I wondered if I was his best friend. I wonder if he had any friends. Any human contact apart from the inevitable arguments with his brother? That scared me, that worried me, because someone like Gerard could definitely not afford to be alone; I mean he was independent and more than happy to live like a hermit, but if he could, he would, and that was where the problem lay.

It sounded selfish, but I wanted to be his best friend by choice, not his best friend by default. I'm human, it's okay: I'm allowed- in fact, I can't help being selfish. Selfish was in my blood, selfish was a part of me just as much as the beating heart, the nervous wreck of a brain, the shattering skeleton and the thankfully uncharred lungs; I couldn't help but imagine them charred, though - I think the propaganda was messing with me.

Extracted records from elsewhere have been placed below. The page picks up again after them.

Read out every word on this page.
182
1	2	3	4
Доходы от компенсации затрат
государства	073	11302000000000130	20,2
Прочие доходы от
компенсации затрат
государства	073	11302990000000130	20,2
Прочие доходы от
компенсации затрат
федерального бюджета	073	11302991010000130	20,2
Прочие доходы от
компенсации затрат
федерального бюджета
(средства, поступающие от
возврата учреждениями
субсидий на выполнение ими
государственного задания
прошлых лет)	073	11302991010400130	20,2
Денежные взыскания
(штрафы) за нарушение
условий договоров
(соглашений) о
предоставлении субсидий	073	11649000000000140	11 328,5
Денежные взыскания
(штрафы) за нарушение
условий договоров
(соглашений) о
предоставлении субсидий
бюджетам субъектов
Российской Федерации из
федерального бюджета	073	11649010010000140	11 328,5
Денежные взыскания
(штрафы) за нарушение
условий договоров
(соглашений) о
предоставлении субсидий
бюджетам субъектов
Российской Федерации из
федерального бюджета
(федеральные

He tapped his cigarette against the railing, cigarette ash floating through the air like toxic pixie dust. "Hello Frank." His words are expressionless, empty, devoid of feeling. And he still never quite feels real enough. I feel like I need to grasp onto him, simply to stop him from floating away like the ash from his cigarette.

I don't want to lose him, and the whole ordeal is nothing but selfish, and the only way I can convince myself not to leg it is the outstanding fact that I care. I think maybe I shouldn't, but overall I'm far too glad I do. I like to rationalise it with the fact that simply someone has to, and somehow that someone happened to be me, but I care because I want to, I care because Gerard matters, Gerard's special. He shouldn't be; I barely know him, but really, according to fate, he just is.

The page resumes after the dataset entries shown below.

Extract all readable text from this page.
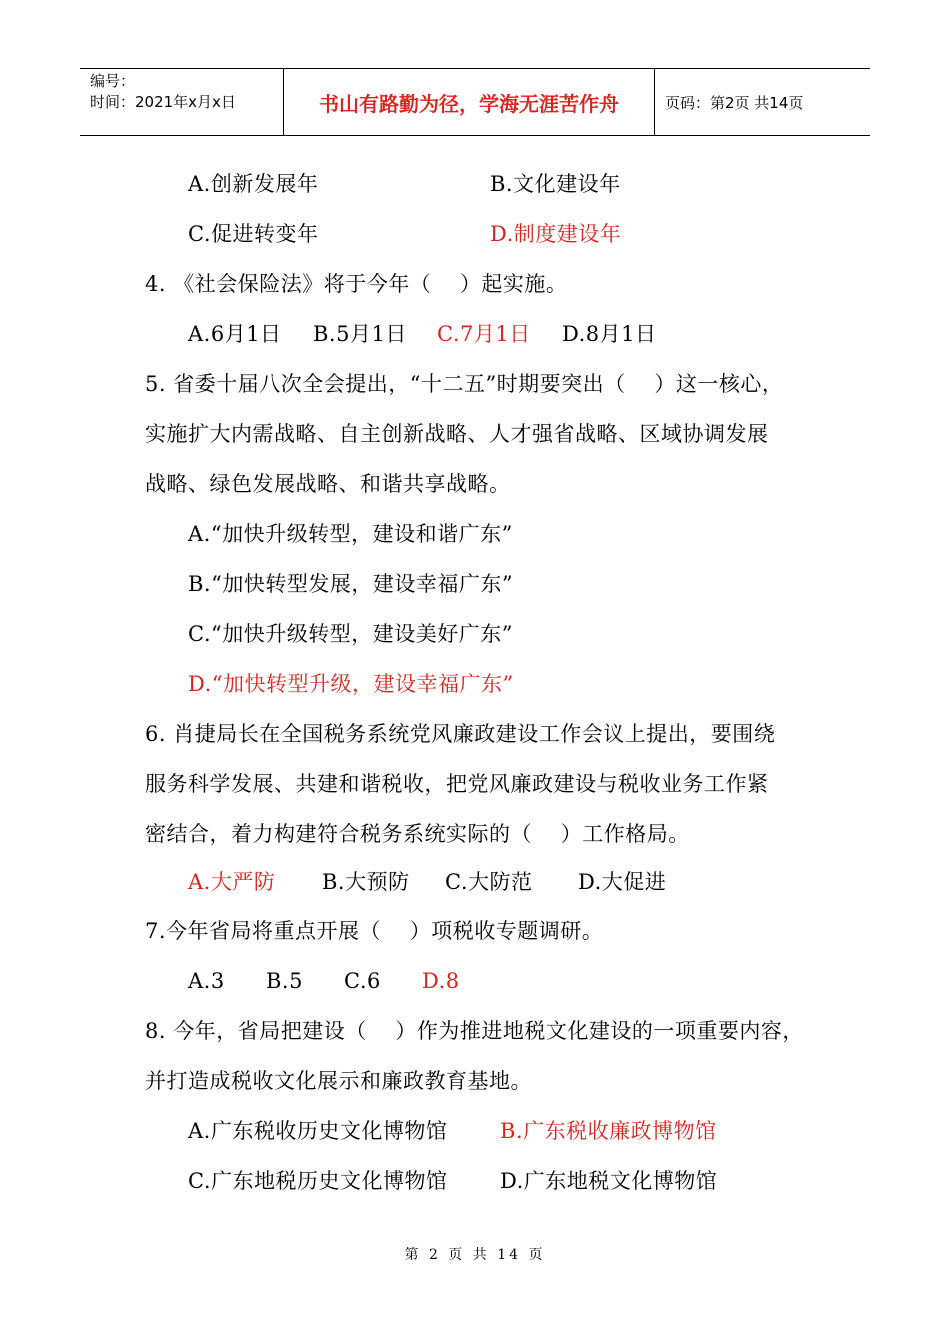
编号：
时间：2021年x月x日	书山有路勤为径，学海无涯苦作舟	页码：第2页 共14页
A.创新发展年	B.文化建设年
C.促进转变年	D.制度建设年
4. 《社会保险法》将于今年（    ）起实施。
A.6月1日 B.5月1日 C.7月1日 D.8月1日
5. 省委十届八次全会提出，“十二五”时期要突出（    ）这一核心，
实施扩大内需战略、自主创新战略、人才强省战略、区域协调发展
战略、绿色发展战略、和谐共享战略。
A.“加快升级转型，建设和谐广东”
B.“加快转型发展，建设幸福广东”
C.“加快升级转型，建设美好广东”
D.“加快转型升级，建设幸福广东”
6. 肖捷局长在全国税务系统党风廉政建设工作会议上提出，要围绕
服务科学发展、共建和谐税收，把党风廉政建设与税收业务工作紧
密结合，着力构建符合税务系统实际的（    ）工作格局。
A.大严防 B.大预防 C.大防范 D.大促进
7.今年省局将重点开展（    ）项税收专题调研。
A.3 B.5 C.6 D.8
8. 今年，省局把建设（    ）作为推进地税文化建设的一项重要内容，
并打造成税收文化展示和廉政教育基地。
A.广东税收历史文化博物馆	B.广东税收廉政博物馆
C.广东地税历史文化博物馆	D.广东地税文化博物馆
第 2 页 共 14 页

And I wasn't one to mess with fate.

"Hello." The word stumbles out in a mess of distorted and barely coherent syllables; Gerard doesn't comment upon my sudden inability to form a word, in fact he doesn't even look at me. I think, he too, is scared, but with Gerard, I could never really tell.

Gerard was awfully good at masking his emotions, awfully good, too good for it to impose nothing but a threat towards him, because that pale, bleak face could never tell someone he cared; the only thing that face could do was lie. And that made me sick.

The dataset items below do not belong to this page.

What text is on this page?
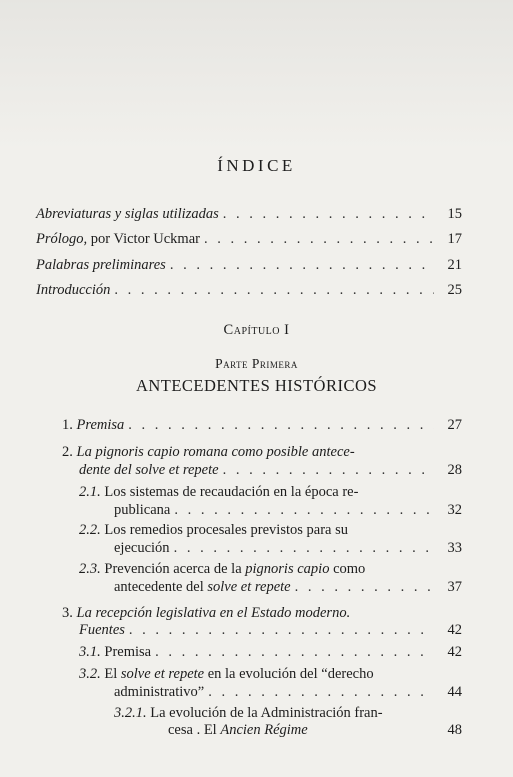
ÍNDICE
Abreviaturas y siglas utilizadas . . .	15
Prólogo, por Victor Uckmar . . .	17
Palabras preliminares . . .	21
Introducción . . .	25
Capítulo I
Parte Primera
ANTECEDENTES HISTÓRICOS
1. Premisa . . .	27
2. La pignoris capio romana como posible antece-
dente del solve et repete . . .	28
2.1. Los sistemas de recaudación en la época re-
publicana . . .	32
2.2. Los remedios procesales previstos para su
ejecución . . .	33
2.3. Prevención acerca de la pignoris capio como
antecedente del solve et repete . . .	37
3. La recepción legislativa en el Estado moderno.
Fuentes . . .	42
3.1. Premisa . . .	42
3.2. El solve et repete en la evolución del “derecho
administrativo” . . .	44
3.2.1. La evolución de la Administración fran-
cesa . El Ancien Régime	48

The silence grips around us for at least another two minutes, before my throat lets enough air in to allow me to walk the few steps forward to meet him without collapsing against the pavement due to lack of air. That, though dramatic, wouldn't be exactly to my advantage in this situation; Gerard would just be crept out and leave, or maybe he wouldn't care; maybe he'd just watch from the corner of his eye and smoke until I regained my composure. I think I preferred the latter, and I think he did too, but needless to say, that didn't exactly make it in any way a desirable situation.

He still doesn't look at me, even as I stand centimetres away from him, leaning against the same pole his cigarette ash falls upon. I find the awkward silence a time to take note of the weather. It's awfully cold and the feeling of metal against my bare skin can do nothing but remind me of that. Gerard seems unphased by it, though. But really, I'm not at all surprised, let alone concerned, because really, Gerard seems unphased by everything.